Learning Electrical Structure Representations from Ore-Bearing Cores ERT Data Using a Dual Branch CNN Transformer Architecture

Electrical Resistivity Tomography (ERT) provides an effective means for probing the internal electrical structure of rock cores and plays an important role in understanding the electrical properties of ore-related geological bodies. Recovering informative structural representations from limited and highly coupled measurement data, however, remains challenging, particularly for drill cores, where complex resistivity distributions are commonly observed. Restricted electrode configurations and scale effects further hinder the ability of conventional inversion schemes and existing convolutional neural network (CNN)–based approaches to preserve structural continuity and spatial correlations in core-scale ERT imaging.

In this study, we investigate a dual-branch CNN–Transformer architecture designed for learning electrical structure representations from core-scale ERT data. The proposed approach adopts an end-to-end image-to-image learning paradigm to explore how complementary data organizations can be leveraged for representation learning. Two dedicated Transformer branches are incorporated: the first branch exploits potential difference data acquired from multiple sets of sequentially excited adjacent electrode pairs with consistent relative spatial configurations, while the second branch utilizes potential difference measurements collected at multiple spatial locations under a single electrode excitation.

By integrating the local feature extraction capability of CNNs with the global dependency modeling strength of Transformers, the proposed architecture aims to construct more expressive representations of complex electrical structures, thereby supporting improved structural coherence and spatial resolution in ERT imaging.
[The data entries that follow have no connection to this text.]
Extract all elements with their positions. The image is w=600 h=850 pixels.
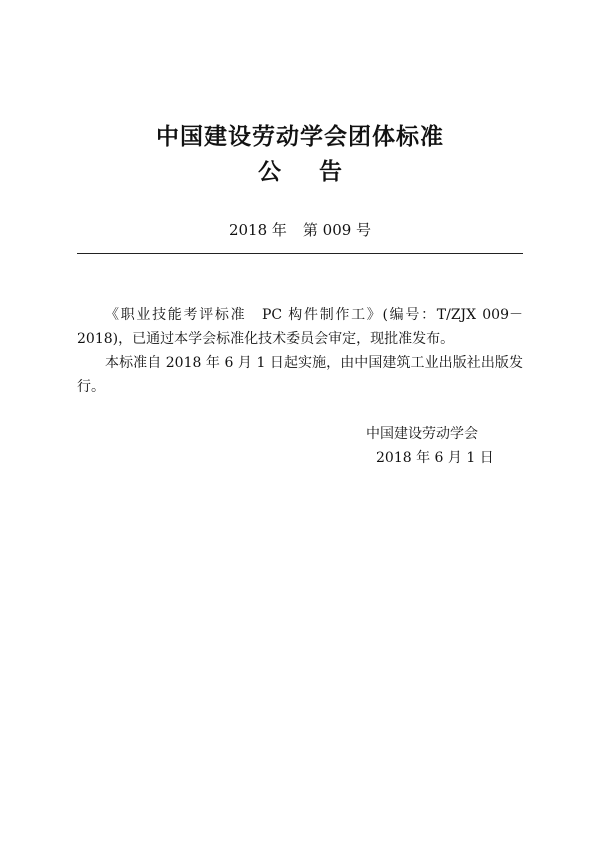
announcement-body — [77, 303, 523, 399]
announcement-title-right: 告 — [319, 159, 342, 185]
body-paragraph-implementation: 本标准自 2018 年 6 月 1 日起实施，由中国建筑工业出版社出版发行。 — [77, 355, 523, 395]
issuer-name: 中国建设劳动学会 — [366, 426, 478, 442]
header-divider — [77, 253, 523, 254]
issue-year: 2018 年 — [228, 221, 287, 239]
organization-title: 中国建设劳动学会团体标准 — [156, 124, 444, 150]
issue-number: 第 009 号 — [302, 221, 372, 239]
issue-line — [0, 219, 600, 240]
announcement-title-left: 公 — [258, 159, 281, 185]
announcement-title — [0, 153, 600, 186]
body-paragraph-approval: 《职业技能考评标准 PC 构件制作工》(编号：T/ZJX 009－2018)，已通过本学会标准化技术委员会审定，现批准发布。 — [77, 307, 523, 347]
signature-block — [366, 422, 494, 470]
issue-date: 2018 年 6 月 1 日 — [376, 450, 494, 466]
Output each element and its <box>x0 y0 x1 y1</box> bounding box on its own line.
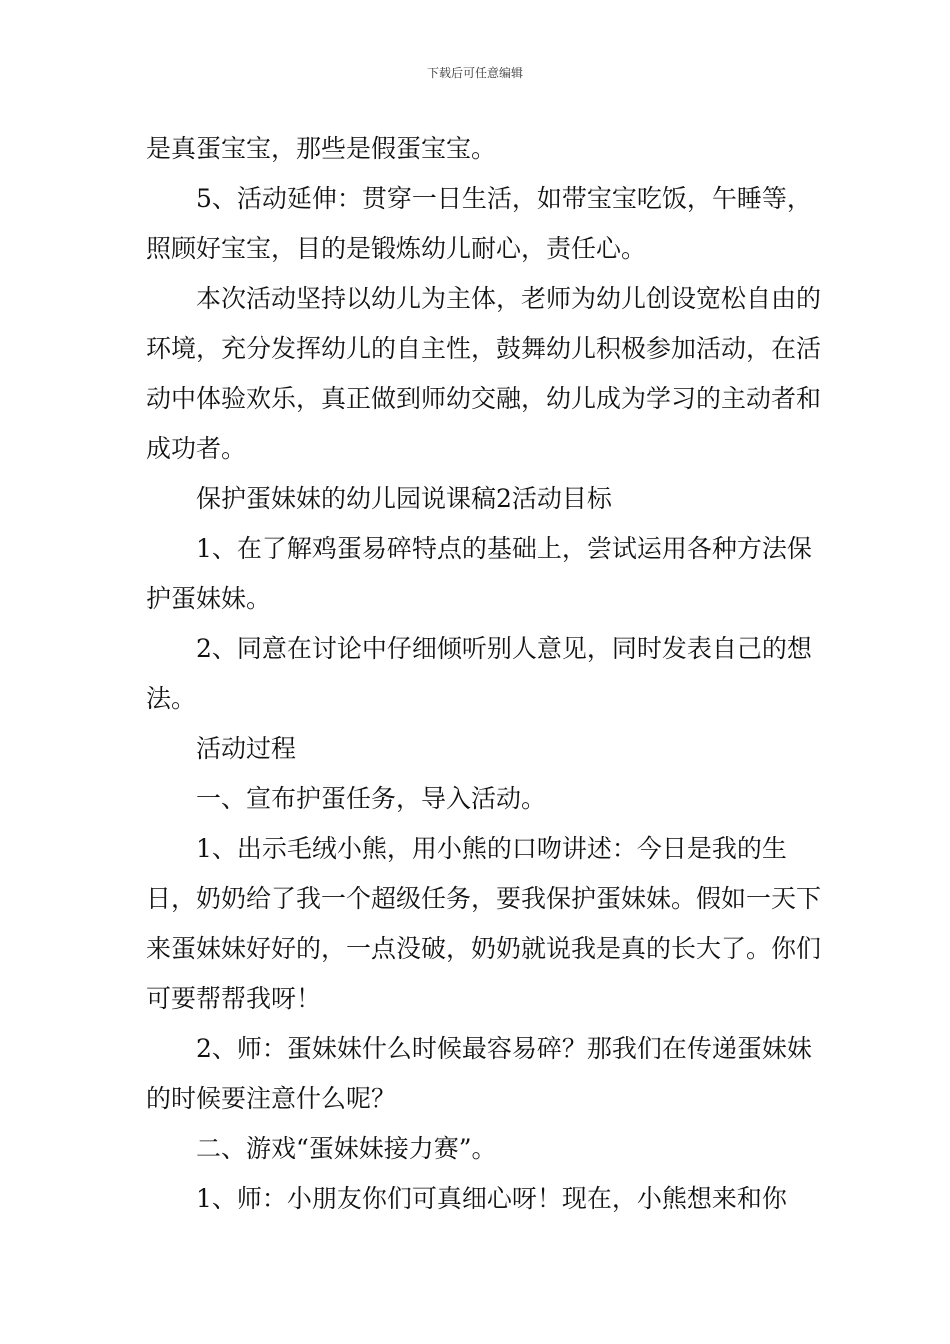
paragraph: 2、同意在讨论中仔细倾听别人意见，同时发表自己的想法。 <box>146 634 812 713</box>
paragraph: 二、游戏“蛋妹妹接力赛”。 <box>196 1134 497 1163</box>
paragraph: 是真蛋宝宝，那些是假蛋宝宝。 <box>146 134 497 163</box>
paragraph: 5、活动延伸：贯穿一日生活，如带宝宝吃饭，午睡等，照顾好宝宝，目的是锻炼幼儿耐心，责任心。 <box>146 184 812 263</box>
paragraph: 1、出示毛绒小熊，用小熊的口吻讲述：今日是我的生日，奶奶给了我一个超级任务，要我保护蛋妹妹。假如一天下来蛋妹妹好好的，一点没破，奶奶就说我是真的长大了。你们可要帮帮我呀！ <box>146 834 822 1013</box>
paragraph: 2、师：蛋妹妹什么时候最容易碎？那我们在传递蛋妹妹的时候要注意什么呢？ <box>146 1034 812 1113</box>
paragraph: 1、在了解鸡蛋易碎特点的基础上，尝试运用各种方法保护蛋妹妹。 <box>146 534 812 613</box>
document-body <box>146 124 826 1224</box>
page-header: 下载后可任意编辑 <box>426 66 523 80</box>
section-title: 保护蛋妹妹的幼儿园说课稿2 <box>196 484 512 513</box>
section-title-line <box>146 474 826 524</box>
paragraph: 活动过程 <box>196 734 297 763</box>
paragraph: 本次活动坚持以幼儿为主体，老师为幼儿创设宽松自由的环境，充分发挥幼儿的自主性，鼓舞幼儿积极参加活动，在活动中体验欢乐，真正做到师幼交融，幼儿成为学习的主动者和成功者。 <box>146 284 822 463</box>
paragraph: 1、师：小朋友你们可真细心呀！现在，小熊想来和你 <box>196 1184 787 1213</box>
paragraph: 一、宣布护蛋任务，导入活动。 <box>196 784 547 813</box>
section-subtitle: 活动目标 <box>511 484 612 513</box>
Preliminary results, evaluated using quantitative imaging metrics including correlation coefficient and structural similarity index, suggest that the learned representations capture coherent electrical features under varying anomaly geometries, resistivity contrasts, and spatial distributions. These early findings demonstrate the feasibility of combining CNNs and Transformers for electrical structure representation learning in core-scale ERT and provide a methodological foundation for subsequent development of effective deep learning–based inversion strategies oriented toward deep mineral exploration applications.

This work is supported by National Science and Technology Major Project for Deep Earth Probe and Mineral Resources Exploration under Grant 2025ZD1008500.